With the seasonality of most home improvement contractor businesses it is not surprising that many business owners feel the pinch of slow cash flow and a smaller than comfortable amount of cash in the bank at some point or another. This is the time when you wish you had access to more working capital or credit. What are some of the ways that you can get access to funds when you need them? What considerations do you need to keep in mind when looking for funding?
One of the most common ways that businesses obtain funding is from the owner’s personal funds when this is a possibility. This is not necessarily a bad idea, but there are good and bad ways to go about it.
Business Credit vs Personal Credit
Many small businesses start out as a sole proprietor (Schedule C) business. It’s a better idea to create a formal business entity. Most contractors choose to set up their business as either an LLC or and S-Corporation. This does give the business owner a shield in terms of personal risk. This shield can be compromised by mixing personal and business finances, so it is prudent to keep separate bank accounts and credit card accounts for the business.
Rather than using personal credit for your business, consider lending money to your business if you need to personally add a cash infusion to the business. Treat this like any other short or long term loan on your balance sheet and make repayments. In some cases, you may need or want to charge interest to the business for the use of your money.
Credit from Banks
Credit from banks most commonly takes two forms: Business Credit Cards and Business Lines of Credit. When you are starting out or expanding, you may also qualify for an SBA (Small Business Administration) loan.

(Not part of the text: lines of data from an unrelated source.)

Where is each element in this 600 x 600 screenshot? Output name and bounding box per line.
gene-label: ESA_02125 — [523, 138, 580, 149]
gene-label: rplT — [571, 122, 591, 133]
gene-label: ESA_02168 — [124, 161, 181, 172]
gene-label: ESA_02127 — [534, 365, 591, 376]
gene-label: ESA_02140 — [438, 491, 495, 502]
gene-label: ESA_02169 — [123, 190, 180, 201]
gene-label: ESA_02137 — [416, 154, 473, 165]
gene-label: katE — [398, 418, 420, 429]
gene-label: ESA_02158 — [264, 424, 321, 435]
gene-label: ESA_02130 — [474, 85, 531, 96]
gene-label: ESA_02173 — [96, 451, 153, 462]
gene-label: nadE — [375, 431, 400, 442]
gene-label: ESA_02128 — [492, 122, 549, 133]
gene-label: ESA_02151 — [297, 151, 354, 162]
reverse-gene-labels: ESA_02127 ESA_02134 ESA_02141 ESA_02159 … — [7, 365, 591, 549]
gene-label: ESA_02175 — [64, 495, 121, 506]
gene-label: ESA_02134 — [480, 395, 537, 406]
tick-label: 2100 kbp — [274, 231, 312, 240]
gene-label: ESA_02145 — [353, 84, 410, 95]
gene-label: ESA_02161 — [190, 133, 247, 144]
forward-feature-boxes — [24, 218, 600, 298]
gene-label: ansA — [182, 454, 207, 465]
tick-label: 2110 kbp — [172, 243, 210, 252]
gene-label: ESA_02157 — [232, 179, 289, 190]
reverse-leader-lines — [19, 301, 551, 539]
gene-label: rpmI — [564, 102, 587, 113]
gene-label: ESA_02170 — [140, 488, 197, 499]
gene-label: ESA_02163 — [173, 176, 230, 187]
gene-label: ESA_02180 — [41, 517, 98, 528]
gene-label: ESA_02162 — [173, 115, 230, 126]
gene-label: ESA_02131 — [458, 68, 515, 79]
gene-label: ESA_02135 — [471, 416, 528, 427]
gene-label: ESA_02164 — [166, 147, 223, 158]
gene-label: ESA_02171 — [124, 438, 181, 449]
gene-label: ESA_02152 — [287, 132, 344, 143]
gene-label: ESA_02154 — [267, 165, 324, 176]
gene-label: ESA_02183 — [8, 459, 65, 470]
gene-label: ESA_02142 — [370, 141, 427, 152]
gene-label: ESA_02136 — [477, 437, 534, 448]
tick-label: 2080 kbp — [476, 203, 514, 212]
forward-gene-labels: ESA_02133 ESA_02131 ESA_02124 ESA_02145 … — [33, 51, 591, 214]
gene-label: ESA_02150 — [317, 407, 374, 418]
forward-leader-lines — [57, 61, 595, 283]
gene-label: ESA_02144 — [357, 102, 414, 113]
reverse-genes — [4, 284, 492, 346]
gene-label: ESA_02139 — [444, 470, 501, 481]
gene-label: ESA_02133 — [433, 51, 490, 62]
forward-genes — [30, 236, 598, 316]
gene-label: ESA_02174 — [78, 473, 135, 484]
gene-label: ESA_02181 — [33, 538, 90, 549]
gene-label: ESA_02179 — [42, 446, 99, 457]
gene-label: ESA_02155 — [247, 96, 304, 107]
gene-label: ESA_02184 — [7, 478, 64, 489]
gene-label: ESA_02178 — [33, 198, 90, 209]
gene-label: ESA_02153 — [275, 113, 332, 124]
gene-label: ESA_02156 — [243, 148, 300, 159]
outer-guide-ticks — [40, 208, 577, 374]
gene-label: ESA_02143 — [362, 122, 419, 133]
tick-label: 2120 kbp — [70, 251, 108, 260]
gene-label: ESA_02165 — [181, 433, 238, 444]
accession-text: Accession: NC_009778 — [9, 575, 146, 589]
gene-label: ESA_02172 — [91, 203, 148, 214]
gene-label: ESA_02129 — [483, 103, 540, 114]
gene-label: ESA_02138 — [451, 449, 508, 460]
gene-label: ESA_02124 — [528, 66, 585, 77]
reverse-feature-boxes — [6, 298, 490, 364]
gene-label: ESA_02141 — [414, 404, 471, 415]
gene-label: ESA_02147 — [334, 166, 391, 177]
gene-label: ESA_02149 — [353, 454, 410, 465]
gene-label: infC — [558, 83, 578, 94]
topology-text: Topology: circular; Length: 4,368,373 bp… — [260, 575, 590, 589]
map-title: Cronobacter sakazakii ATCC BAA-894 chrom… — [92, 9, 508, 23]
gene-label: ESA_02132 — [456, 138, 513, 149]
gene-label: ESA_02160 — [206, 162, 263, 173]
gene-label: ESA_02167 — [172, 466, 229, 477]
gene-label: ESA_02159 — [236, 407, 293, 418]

Apply for business credit before you need it. Most contractors have a busy season and a slow season. Your slow season is typically when you need to dip into your credit. I recommend building a relationship with a business banker who will be able to be a resource for you. Apply for a business line of credit when you are in your busier season and can show profitable results. Most bankers will want to look at your financial statements. So, it is good to have well organized financial statements and to be conversant with your financial results. If you have a budget and can show that you are meeting or exceeding your plan for this year and the prior year, that can be helpful. Banks like to lend to businesses that are making money and growing. In some cases, lenders do require a personal guarantee on credit cards or lines of credit for the business, so be aware of that.
Equipment Financing
If you need to purchase big ticket items like equipment, it’s wise to explore options for equipment loans versus using your business credit card or line of credit for this type of expense. Often you can get better terms for this type of financing and you don’t tie up your credit line or business credit card in the process. There are companies who specialize in this service.
Alternative Lenders
Sometimes if your bank can’t help you, there are other lenders who are willing to lend to businesses that have short term difficulties or have special circumstances that make traditional bank lending not an option. Your business banker, CPA, business coach or advisor may have referral contacts for alternative lenders.
Internet Business Loans
In the short term, some businesses can take advantage of quick loans or lines of credit from companies that advertise online such as Kabbage and other similar companies. You can apply online with a minimal amount of information. Keep in mind that you may be paying a higher rate of interest for the privilege of using this type of service, and the repayment schedule is usually limited to a very short term, so you’ll want to carefully evaluate if you can make the monthly payments.
To summarize, keep in mind three things: Educate yourself on your options, develop a relationship with a good business banker, and apply for credit before you need it.